One of the most rewarding things about a career in dentistry is that the industry is constantly evolving and developing, and new techniques are being researched and adopted.

Continued professional development helps with career progression, improves the quality of care patients receive and ensures that dental practitioners stay up to date with their relevant regulatory bodies. It also helps you stay engaged with your career and reminds you why you fell in love with a career in dentistry in the first place.

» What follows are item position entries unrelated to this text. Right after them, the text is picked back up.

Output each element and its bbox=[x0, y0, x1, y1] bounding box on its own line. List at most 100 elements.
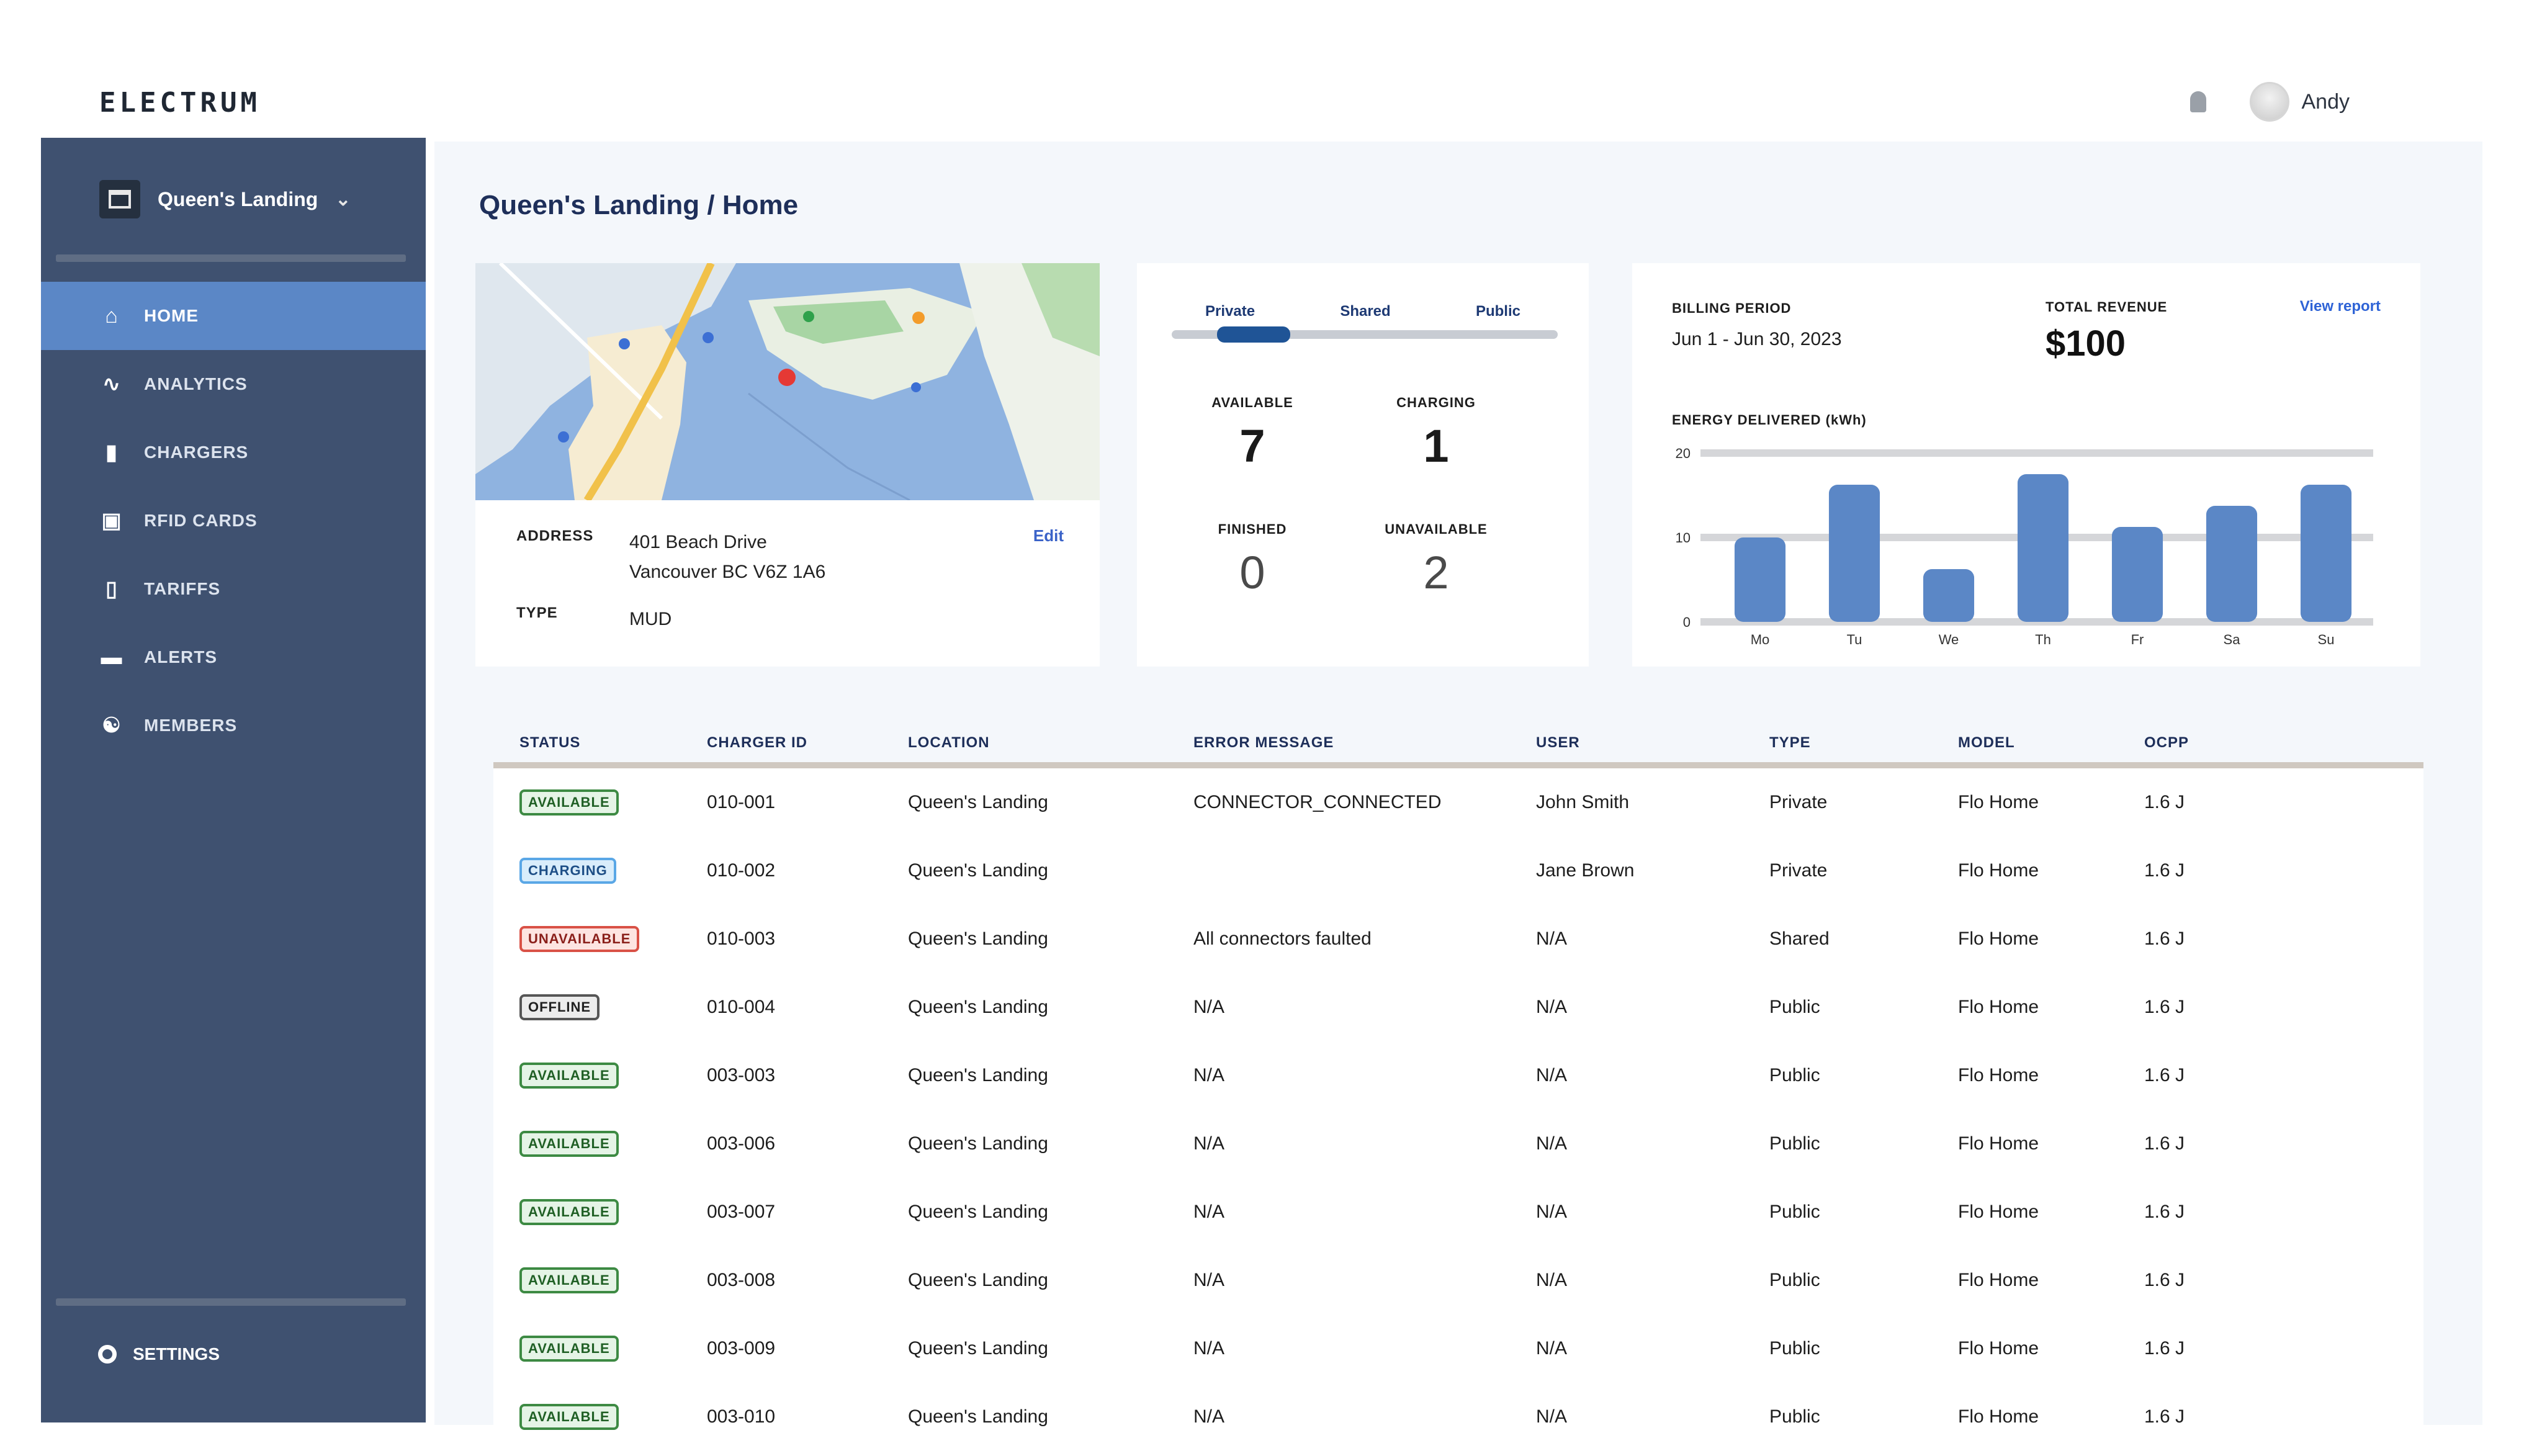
table-row[interactable]: AVAILABLE 003-006 Queen's Landing N/A N/A Pub… bbox=[493, 1110, 2423, 1178]
column-header-status[interactable]: STATUS bbox=[519, 734, 581, 751]
stat-finished: FINISHED 0 bbox=[1165, 521, 1339, 599]
type-label: TYPE bbox=[516, 604, 558, 621]
cell-model: Flo Home bbox=[1958, 860, 2039, 881]
cell-type: Public bbox=[1769, 1406, 1820, 1427]
cell-user: John Smith bbox=[1536, 792, 1630, 812]
column-header-user[interactable]: USER bbox=[1536, 734, 1580, 751]
site-map[interactable] bbox=[475, 263, 1100, 500]
column-header-type[interactable]: TYPE bbox=[1769, 734, 1811, 751]
cell-user: N/A bbox=[1536, 1202, 1568, 1222]
table-row[interactable]: AVAILABLE 003-003 Queen's Landing N/A N/A Pub… bbox=[493, 1041, 2423, 1110]
sidebar-item-home[interactable]: ⌂ HOME bbox=[41, 282, 426, 350]
column-header-location[interactable]: LOCATION bbox=[908, 734, 990, 751]
status-cell: AVAILABLE bbox=[493, 1336, 707, 1362]
status-cell: OFFLINE bbox=[493, 994, 707, 1020]
cell-location: Queen's Landing bbox=[908, 928, 1048, 949]
cell-user: N/A bbox=[1536, 928, 1568, 949]
total-revenue-label: TOTAL REVENUE bbox=[2046, 299, 2168, 315]
status-cell: AVAILABLE bbox=[493, 1131, 707, 1157]
tab-shared[interactable]: Shared bbox=[1340, 303, 1391, 320]
sidebar-item-rfid-cards[interactable]: ▣ RFID CARDS bbox=[41, 487, 426, 555]
stat-value: 1 bbox=[1423, 420, 1449, 472]
site-selector[interactable]: Queen's Landing ⌄ bbox=[41, 138, 426, 218]
grid-line bbox=[1700, 449, 2373, 457]
stat-charging: CHARGING 1 bbox=[1349, 395, 1523, 472]
column-header-ocpp[interactable]: OCPP bbox=[2144, 734, 2189, 751]
edit-site-link[interactable]: Edit bbox=[1033, 526, 1064, 545]
tab-private[interactable]: Private bbox=[1205, 303, 1255, 320]
column-header-charger-id[interactable]: CHARGER ID bbox=[707, 734, 808, 751]
table-row[interactable]: UNAVAILABLE 010-003 Queen's Landing All con… bbox=[493, 905, 2423, 973]
sidebar-divider bbox=[56, 1298, 406, 1306]
app-logo[interactable]: ELECTRUM bbox=[99, 87, 261, 119]
cell-error: N/A bbox=[1193, 1270, 1225, 1290]
charger-icon: ▮ bbox=[106, 441, 118, 464]
cell-user: N/A bbox=[1536, 1338, 1568, 1359]
cell-ocpp: 1.6 J bbox=[2144, 1270, 2185, 1290]
cell-location: Queen's Landing bbox=[908, 792, 1048, 812]
status-badge: AVAILABLE bbox=[519, 1063, 619, 1089]
table-row[interactable]: AVAILABLE 003-007 Queen's Landing N/A N/A Pub… bbox=[493, 1178, 2423, 1246]
status-badge: AVAILABLE bbox=[519, 1336, 619, 1362]
x-tick-label: Fr bbox=[2131, 632, 2144, 647]
location-pin-icon[interactable] bbox=[778, 369, 796, 386]
sidebar-item-label: ANALYTICS bbox=[144, 374, 248, 393]
bell-icon[interactable] bbox=[2189, 91, 2206, 112]
status-cell: AVAILABLE bbox=[493, 1404, 707, 1430]
sidebar-item-tariffs[interactable]: ▯ TARIFFS bbox=[41, 555, 426, 623]
status-cell: AVAILABLE bbox=[493, 1063, 707, 1089]
bar[interactable] bbox=[2206, 506, 2258, 622]
table-row[interactable]: AVAILABLE 003-008 Queen's Landing N/A N/A Pub… bbox=[493, 1246, 2423, 1314]
bar[interactable] bbox=[2017, 474, 2069, 622]
sidebar-item-label: MEMBERS bbox=[144, 716, 238, 735]
cell-id: 003-009 bbox=[707, 1338, 776, 1359]
analytics-icon: ∿ bbox=[102, 372, 121, 396]
tab-indicator-track bbox=[1172, 326, 1558, 343]
charger-status-card: Private Shared Public AVAILABLE 7 CHARGI… bbox=[1137, 263, 1589, 667]
sidebar-item-analytics[interactable]: ∿ ANALYTICS bbox=[41, 350, 426, 418]
table-row[interactable]: AVAILABLE 010-001 Queen's Landing CONNECTOR… bbox=[493, 768, 2423, 837]
table-row[interactable]: AVAILABLE 003-010 Queen's Landing N/A N/A Pub… bbox=[493, 1383, 2423, 1451]
table-row[interactable]: AVAILABLE 003-009 Queen's Landing N/A N/A Pub… bbox=[493, 1314, 2423, 1383]
cell-id: 010-001 bbox=[707, 792, 776, 812]
cell-ocpp: 1.6 J bbox=[2144, 792, 2185, 812]
sidebar-item-settings[interactable]: SETTINGS bbox=[98, 1344, 220, 1364]
sidebar-item-chargers[interactable]: ▮ CHARGERS bbox=[41, 418, 426, 487]
column-header-error-message[interactable]: ERROR MESSAGE bbox=[1193, 734, 1334, 751]
cell-user: N/A bbox=[1536, 1406, 1568, 1427]
bar[interactable] bbox=[1828, 485, 1880, 622]
column-header-model[interactable]: MODEL bbox=[1958, 734, 2015, 751]
sidebar-item-label: CHARGERS bbox=[144, 443, 249, 462]
cell-type: Public bbox=[1769, 1202, 1820, 1222]
cell-ocpp: 1.6 J bbox=[2144, 1133, 2185, 1154]
view-report-link[interactable]: View report bbox=[2299, 298, 2381, 315]
avatar[interactable] bbox=[2249, 82, 2289, 122]
status-badge: AVAILABLE bbox=[519, 1404, 619, 1430]
sidebar-item-alerts[interactable]: ▬ ALERTS bbox=[41, 623, 426, 691]
bar[interactable] bbox=[1923, 569, 1975, 622]
revenue-card: BILLING PERIOD Jun 1 - Jun 30, 2023 TOTA… bbox=[1632, 263, 2420, 667]
stat-value: 7 bbox=[1239, 420, 1265, 472]
card-icon: ▣ bbox=[101, 509, 122, 533]
tab-public[interactable]: Public bbox=[1475, 303, 1520, 320]
bar[interactable] bbox=[2111, 527, 2163, 622]
stat-label: AVAILABLE bbox=[1211, 395, 1293, 410]
y-tick-label: 20 bbox=[1676, 446, 1691, 461]
bar[interactable] bbox=[2300, 485, 2352, 622]
charger-type-tabs: Private Shared Public bbox=[1205, 303, 1520, 320]
sidebar-item-members[interactable]: ☯ MEMBERS bbox=[41, 691, 426, 760]
user-menu[interactable]: Andy bbox=[2249, 82, 2350, 122]
cell-location: Queen's Landing bbox=[908, 860, 1048, 881]
status-cell: UNAVAILABLE bbox=[493, 926, 707, 952]
table-row[interactable]: OFFLINE 010-004 Queen's Landing N/A N/A Publi… bbox=[493, 973, 2423, 1041]
bar[interactable] bbox=[1734, 537, 1786, 622]
sidebar-item-label: RFID CARDS bbox=[144, 511, 258, 530]
type-value: MUD bbox=[629, 609, 672, 629]
cell-model: Flo Home bbox=[1958, 1065, 2039, 1085]
tariff-icon: ▯ bbox=[106, 577, 118, 601]
cell-id: 003-010 bbox=[707, 1406, 776, 1427]
cell-model: Flo Home bbox=[1958, 997, 2039, 1017]
stat-available: AVAILABLE 7 bbox=[1165, 395, 1339, 472]
cell-error: CONNECTOR_CONNECTED bbox=[1193, 792, 1442, 812]
table-row[interactable]: CHARGING 010-002 Queen's Landing Jane Brown… bbox=[493, 837, 2423, 905]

We offer a range of webinars, workshops and e-learning on Prism to help your continued CPD.

Practise self-care

Dentists can spend so much time and energy worrying about their patients that their own wellbeing can often be put on the back burner. It is rewarding work, but it can be draining.

It’s important that dental  practitioners are feeling their best both physically and mentally in order to be able to provide the best service possible to patients, and that means looking after number one – practising self-care can make a huge difference.

Introducing more relaxation and “me time” into your life can make a huge difference. Try and set at least one hour a day aside and do something to help yourself recover, whether that’s going for a run, practising yoga, meditating, cooking; whatever makes you feel calmer. Recent evidence suggests that introverts recover energy by being alone and reflecting, whilst extroverts recover energy by being with others and interacting. Knowing what works for you and ensuring you rest and recover well is the key to self-care.